Elle est sa « belle écolière » et ce n’est qu’un an plus tard qu’elle découvre que ses livres sont « peuplés d’autres Lolita de 15 ans » mais aussi de garçons, qu’il « préfère imberbes, 12 ans, maximum ».

« Il était bien ce qu’on apprend à redouter dès l’enfance: un ogre ».

Dans un rare moment de confidence, il lui confie qu’un proche de la famille l’a « initié » lui-même à 13 ans.

Naît alors chez elle un « sentiment profond d’une existence gâchée avant d’avoir été vécue ». Elle en veut à sa mère qui ne l’a pas assez protégée et, rétrospectivement, à une époque jugée trop « complaisante ».

Alors que Matzneff est convoqué à plusieurs reprises par la Brigade des mineurs à la suite de lettres anonymes –sans être pour autant inquiété–, elle ressent une « culpabilité constante » et s’absente fréquemment de l’école.

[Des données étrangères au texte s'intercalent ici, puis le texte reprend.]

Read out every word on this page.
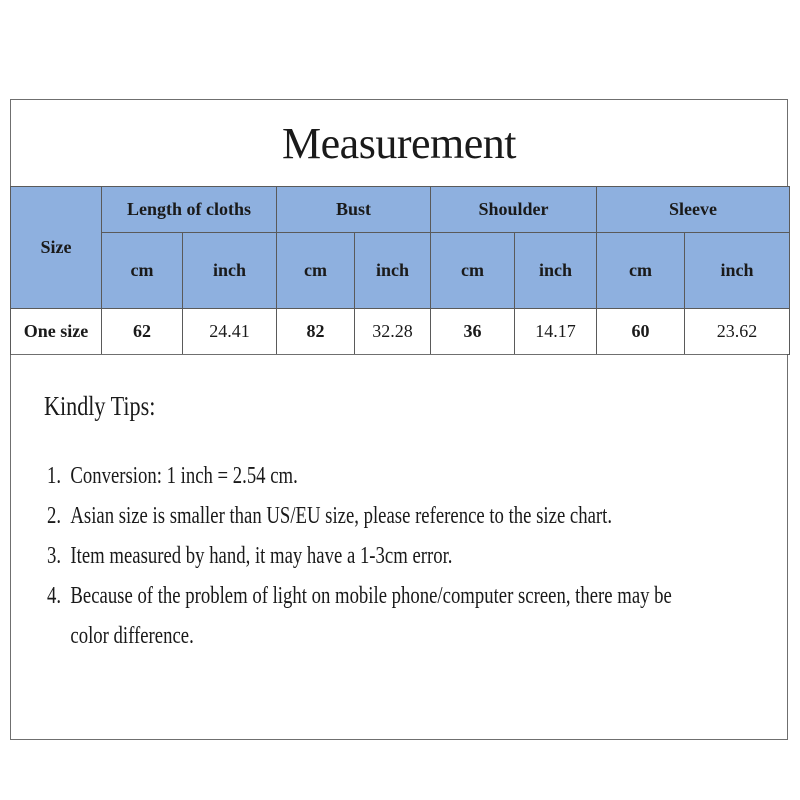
Measurement
Size	Length of cloths		Bust		Shoulder		Sleeve	
	cm	inch	cm	inch	cm	inch	cm	inch
One size	62	24.41	82	32.28	36	14.17	60	23.62
Kindly Tips:
1. Conversion: 1 inch = 2.54 cm.
2. Asian size is smaller than US/EU size, please reference to the size chart.
3. Item measured by hand, it may have a 1-3cm error.
4. Because of the problem of light on mobile phone/computer screen, there may be
color difference.
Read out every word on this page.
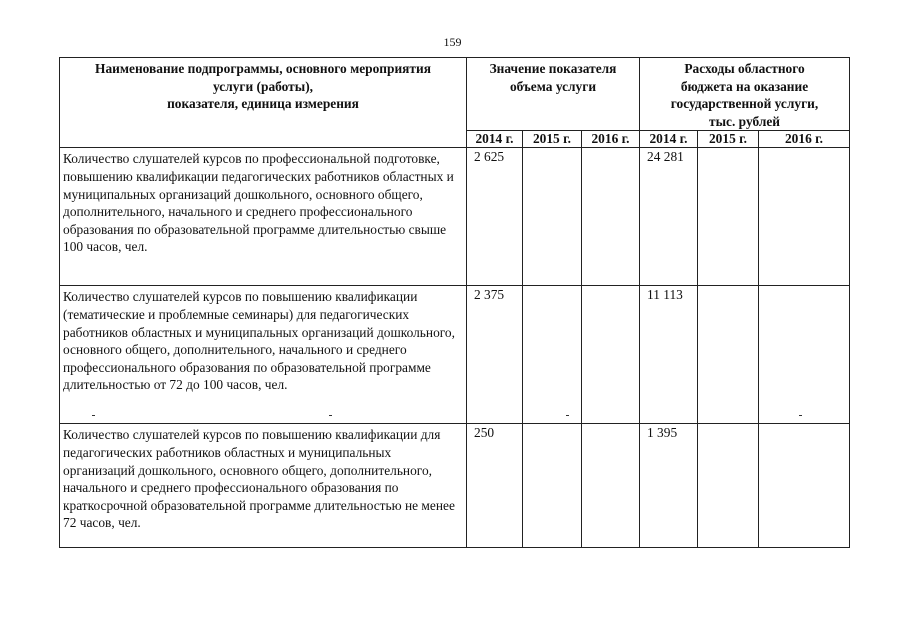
159
Наименование подпрограммы, основного мероприятия
услуги (работы),
показателя, единица измерения	Значение показателя
объема услуги			Расходы областного
бюджета на оказание
государственной услуги,
тыс. рублей		

	2014 г.	2015 г.	2016 г.	2014 г.	2015 г.	2016 г.
Количество слушателей курсов по профессиональной подготовке, повышению квалификации педагогических работников областных и муниципальных организаций дошкольного, основного общего, дополнительного, начального и среднего профессионального образования по образовательной программе длительностью свыше 100 часов, чел.	2 625			24 281		
Количество слушателей курсов по повышению квалификации (тематические и проблемные семинары) для педагогических работников областных и муниципальных организаций дошкольного, основного общего, дополнительного, начального и среднего профессионального образования по образовательной программе длительностью от 72 до 100 часов, чел.	2 375			11 113		
Количество слушателей курсов по повышению квалификации для педагогических работников областных и муниципальных организаций дошкольного, основного общего, дополнительного, начального и среднего профессионального образования по краткосрочной образовательной программе длительностью не менее 72 часов, чел.	250			1 395		
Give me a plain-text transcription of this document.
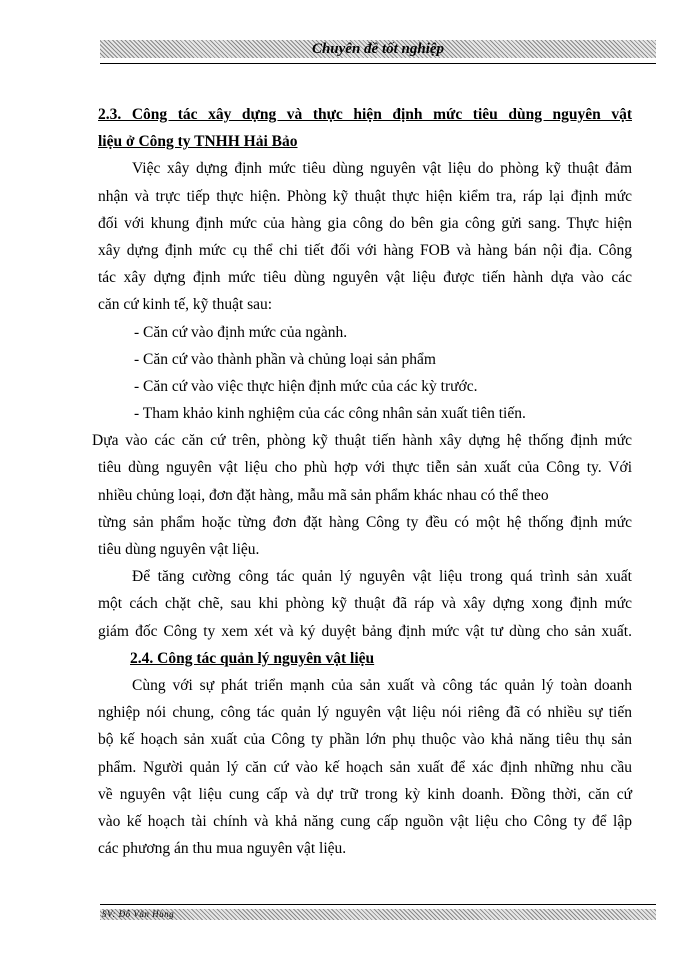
Chuyên đề tốt nghiệp
2.3. Công tác xây dựng và thực hiện định mức tiêu dùng nguyên vật
liệu ở Công ty TNHH Hải Bảo
Việc xây dựng định mức tiêu dùng nguyên vật liệu do phòng kỹ thuật đảm
nhận và trực tiếp thực hiện. Phòng kỹ thuật thực hiện kiểm tra, ráp lại định mức
đối với khung định mức của hàng gia công do bên gia công gửi sang. Thực hiện
xây dựng định mức cụ thể chi tiết đối với hàng FOB và hàng bán nội địa. Công
tác xây dựng định mức tiêu dùng nguyên vật liệu được tiến hành dựa vào các
căn cứ kinh tế, kỹ thuật sau:
- Căn cứ vào định mức của ngành.
- Căn cứ vào thành phần và chủng loại sản phẩm
- Căn cứ vào việc thực hiện định mức của các kỳ trước.
- Tham khảo kinh nghiệm của các công nhân sản xuất tiên tiến.
Dựa vào các căn cứ trên, phòng kỹ thuật tiến hành xây dựng hệ thống định mức
tiêu dùng nguyên vật liệu cho phù hợp với thực tiễn sản xuất của Công ty. Với
nhiều chủng loại, đơn đặt hàng, mẫu mã sản phẩm khác nhau có thể theo
từng sản phẩm hoặc từng đơn đặt hàng Công ty đều có một hệ thống định mức
tiêu dùng nguyên vật liệu.
Để tăng cường công tác quản lý nguyên vật liệu trong quá trình sản xuất
một cách chặt chẽ, sau khi phòng kỹ thuật đã ráp và xây dựng xong định mức
giám đốc Công ty xem xét và ký duyệt bảng định mức vật tư dùng cho sản xuất.
2.4. Công tác quản lý nguyên vật liệu
Cùng với sự phát triển mạnh của sản xuất và công tác quản lý toàn doanh
nghiệp nói chung, công tác quản lý nguyên vật liệu nói riêng đã có nhiều sự tiến
bộ kế hoạch sản xuất của Công ty phần lớn phụ thuộc vào khả năng tiêu thụ sản
phẩm. Người quản lý căn cứ vào kế hoạch sản xuất để xác định những nhu cầu
về nguyên vật liệu cung cấp và dự trữ trong kỳ kinh doanh. Đồng thời, căn cứ
vào kế hoạch tài chính và khả năng cung cấp nguồn vật liệu cho Công ty để lập
các phương án thu mua nguyên vật liệu.
SV: Đỗ Văn Hùng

« A quatorze ans, on n’est pas censée être attendue par un homme de 50 ans à la sortie de son collège, on n’est pas supposé vivre à l’hôtel avec lui, ni se retrouver dans son lit, sa verge dans la bouche à l’heure du goûter ».

Lucide, elle affirme s’être débattue pendant de longues années avec la notion de victime, « incapable de m’y reconnaître ».

Après des études de lettres modernes, elle débute sa carrière comme réalisatrice-auteure avant de devenir éditrice. Mais c’est l’octroi en 2013 du prix Renaudot à Matzneff qui la pousse à l’écriture.

« J’ai commencé à écrire bien avant l’affaire Weinstein », affirmait-elle dans une interview à L’Obs. Elle est contre la censure des livres de Matzneff, « le marqueur d’une époque », mais pour l’inclusion d’un avertissement rappelant que les faits décrits sont condamnables.

Surprise qu’aucune autre fille n’ait parlé, elle dit toutefois comprendre. « Il est extrêmement difficile de se défaire d’une telle emprise », dit-elle dans le livre.